Он останавливается в небольшом коридоре, который ведет к комнатам, снова встречаясь со мной взглядом. Догадываюсь, о чем он думает. Не знаю как или даже почему, но в мгновение, когда наши взгляды встречаются, я, как будто, возвращаюсь назад во времени: в другое место, в другую квартирку, даже меньше этой, но которая являлась нашим домом какое-то время.
— Мы можем поиграть в моей комнате! — объявляет Мэдди, пытаясь утянуть его в том направлении.
— Оу, подожди-подожди, — вмешиваюсь, выходя из оцепенения и отталкиваясь от двери. Пора и, правда, провести разговор о том, что нельзя никуда уходить с незнакомцами. Да, он ее отец, но ведь Мэдди этого не знает. Еще нет.
— Притормози, малышка. Нам нужно поговорить.
Глаза Мэдди расширяются. Я смотрю между ней и Джонатаном, их выражения лиц почти идентичные. Обеспокоенные.
— Я ничего не натворила, — говорит Мэдди, качая головой.
— Знаю, — уверяю ее, указывая на диван. — Садись.
Она садится, наконец-то, отпуская Джонатана. Он с осторожностью присаживается на край дивана рядом с ней. Я медлю мгновение, прежде чем присаживаюсь на журнальный столик перед Мэдди.

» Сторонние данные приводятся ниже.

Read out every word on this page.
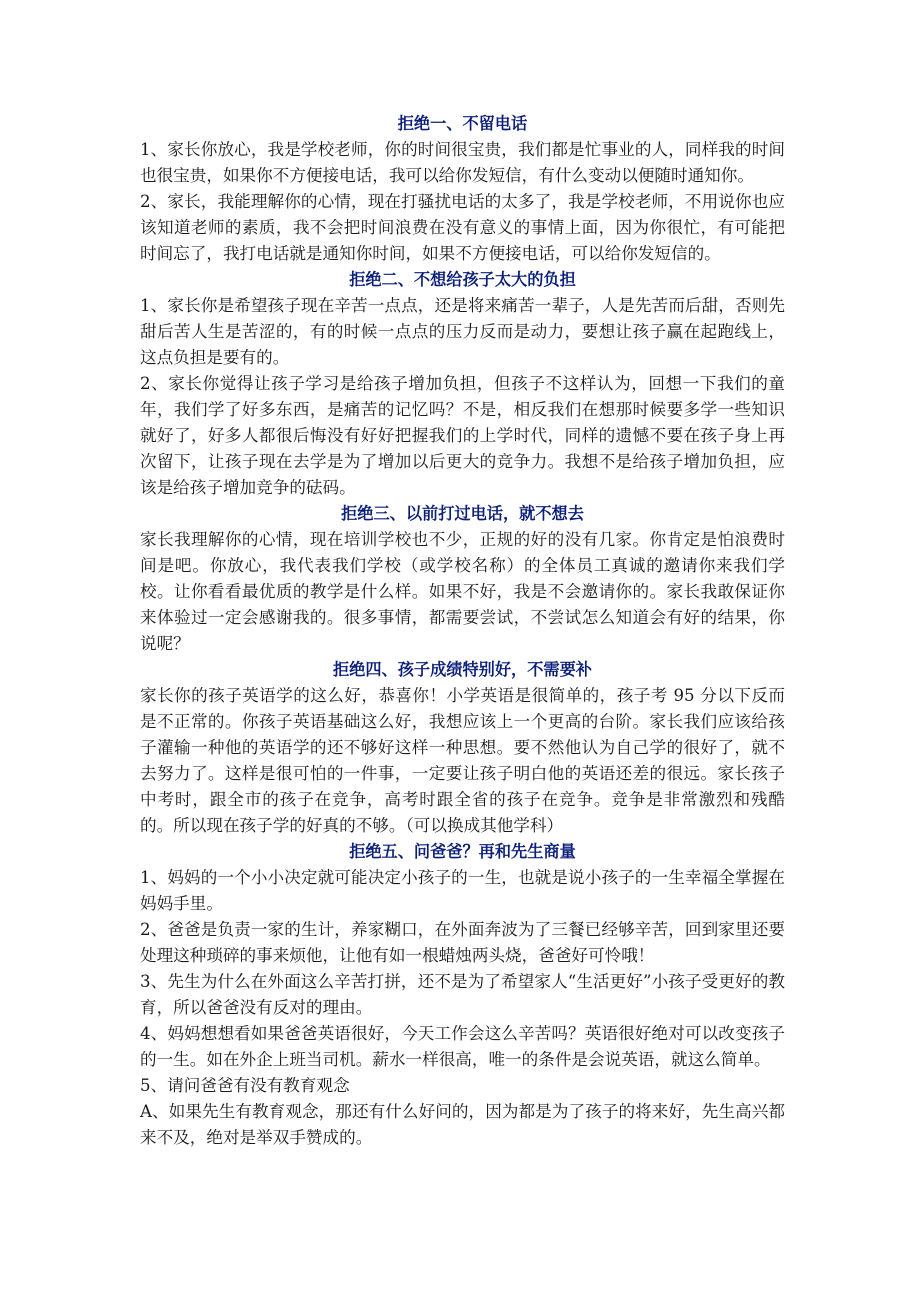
拒绝一、不留电话

1、家长你放心，我是学校老师，你的时间很宝贵，我们都是忙事业的人，同样我的时间也很宝贵，如果你不方便接电话，我可以给你发短信，有什么变动以便随时通知你。

2、家长，我能理解你的心情，现在打骚扰电话的太多了，我是学校老师，不用说你也应该知道老师的素质，我不会把时间浪费在没有意义的事情上面，因为你很忙，有可能把时间忘了，我打电话就是通知你时间，如果不方便接电话，可以给你发短信的。

拒绝二、不想给孩子太大的负担

1、家长你是希望孩子现在辛苦一点点，还是将来痛苦一辈子，人是先苦而后甜，否则先甜后苦人生是苦涩的，有的时候一点点的压力反而是动力，要想让孩子赢在起跑线上，这点负担是要有的。

2、家长你觉得让孩子学习是给孩子增加负担，但孩子不这样认为，回想一下我们的童年，我们学了好多东西，是痛苦的记忆吗？不是，相反我们在想那时候要多学一些知识就好了，好多人都很后悔没有好好把握我们的上学时代，同样的遗憾不要在孩子身上再次留下，让孩子现在去学是为了增加以后更大的竞争力。我想不是给孩子增加负担，应该是给孩子增加竞争的砝码。

拒绝三、以前打过电话，就不想去

家长我理解你的心情，现在培训学校也不少，正规的好的没有几家。你肯定是怕浪费时间是吧。你放心，我代表我们学校（或学校名称）的全体员工真诚的邀请你来我们学校。让你看看最优质的教学是什么样。如果不好，我是不会邀请你的。家长我敢保证你来体验过一定会感谢我的。很多事情，都需要尝试，不尝试怎么知道会有好的结果，你说呢？

拒绝四、孩子成绩特别好，不需要补

家长你的孩子英语学的这么好，恭喜你！小学英语是很简单的，孩子考 95 分以下反而是不正常的。你孩子英语基础这么好，我想应该上一个更高的台阶。家长我们应该给孩子灌输一种他的英语学的还不够好这样一种思想。要不然他认为自己学的很好了，就不去努力了。这样是很可怕的一件事，一定要让孩子明白他的英语还差的很远。家长孩子中考时，跟全市的孩子在竞争，高考时跟全省的孩子在竞争。竞争是非常激烈和残酷的。所以现在孩子学的好真的不够。（可以换成其他学科）

拒绝五、问爸爸？再和先生商量

1、妈妈的一个小小决定就可能决定小孩子的一生，也就是说小孩子的一生幸福全掌握在妈妈手里。

2、爸爸是负责一家的生计，养家糊口，在外面奔波为了三餐已经够辛苦，回到家里还要处理这种琐碎的事来烦他，让他有如一根蜡烛两头烧，爸爸好可怜哦！

3、先生为什么在外面这么辛苦打拼，还不是为了希望家人“生活更好”小孩子受更好的教育，所以爸爸没有反对的理由。

4、妈妈想想看如果爸爸英语很好，今天工作会这么辛苦吗？英语很好绝对可以改变孩子的一生。如在外企上班当司机。薪水一样很高，唯一的条件是会说英语，就这么简单。

5、请问爸爸有没有教育观念

A、如果先生有教育观念，那还有什么好问的，因为都是为了孩子的将来好，先生高兴都来不及，绝对是举双手赞成的。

— Я, эм... — понятия не имею даже как начать. — Я хочу сказать, мы...
— Может, стоит мне... — перебивает Джонатан, делая паузу, прежде чем говорит: — Ну, сама понимаешь.
— Все нормально, — заверяю. — Я справлюсь.
— С чем, мамочка? — спрашивает Мэдди.
— Мы хотим поговорить с тобой кое о чем, — начинаю. — О том, почему Джонатан здесь.
— Чтобы поиграть со мной? — спрашивает малышка.
— Нет, — качаю головой. — Ну, я имею в виду, может быть, но на самом деле не из-за этого. Знаешь, мы с ним знаем друг друга давно, еще до того, как ты появилась на свет, золотко.
— Ох, — Мэдди смотрит на меня с изумлением. — Так он пришел, чтобы поиграть с тобой?
— Что? Нет, — восклицаю я, поморщившись, в то время как мое лицо краснеет. — Ничего подобного. Просто... Послушай, помнишь свою подругу Дженни, которая жила рядом с твоим дедушкой? Помнишь, как она переехала, и я объяснила тебе, что ее родители решили больше не жить вместе, потому что иногда взрослые так поступают, и поэтому ей придется оставаться в разных домах?
Ее глаза снова расширяются.
— Я должна переехать?
— Что? Нет! Ты не должна никуда уезжать.
— Обещаешь?
— Обещаю. Дело не в этом. Я просто хочу сказать, ну... знаешь, иногда родители не живут вместе, и в этом нет ничего страшного, и от этого они не перестают быть семьей. У всех есть мама и папа.
Мэдди качает головой.
— Не у всех.
— Да, золотко. У всех.
— Не-а. У Ноа из моей подготовительной группы нет папы. У него две мамы!
— Ох, ну... ладно, но, тем не менее, как раз об этом я и говорю. У всех есть двое родителей.
— Но сейчас у Дженни не двое, а трое. Ее папа женился, поэтому у нее теперь есть еще одна, но немножко другая, мама, правильно?
— Правильно, — боже, я все еще больше запутала. — Но, тем не менее, у нее есть свой папа, поэтому я хочу сказать....
— Я твой отец.
Джонатан говорит тихо, но уверенно, отчего я резко вдыхаю.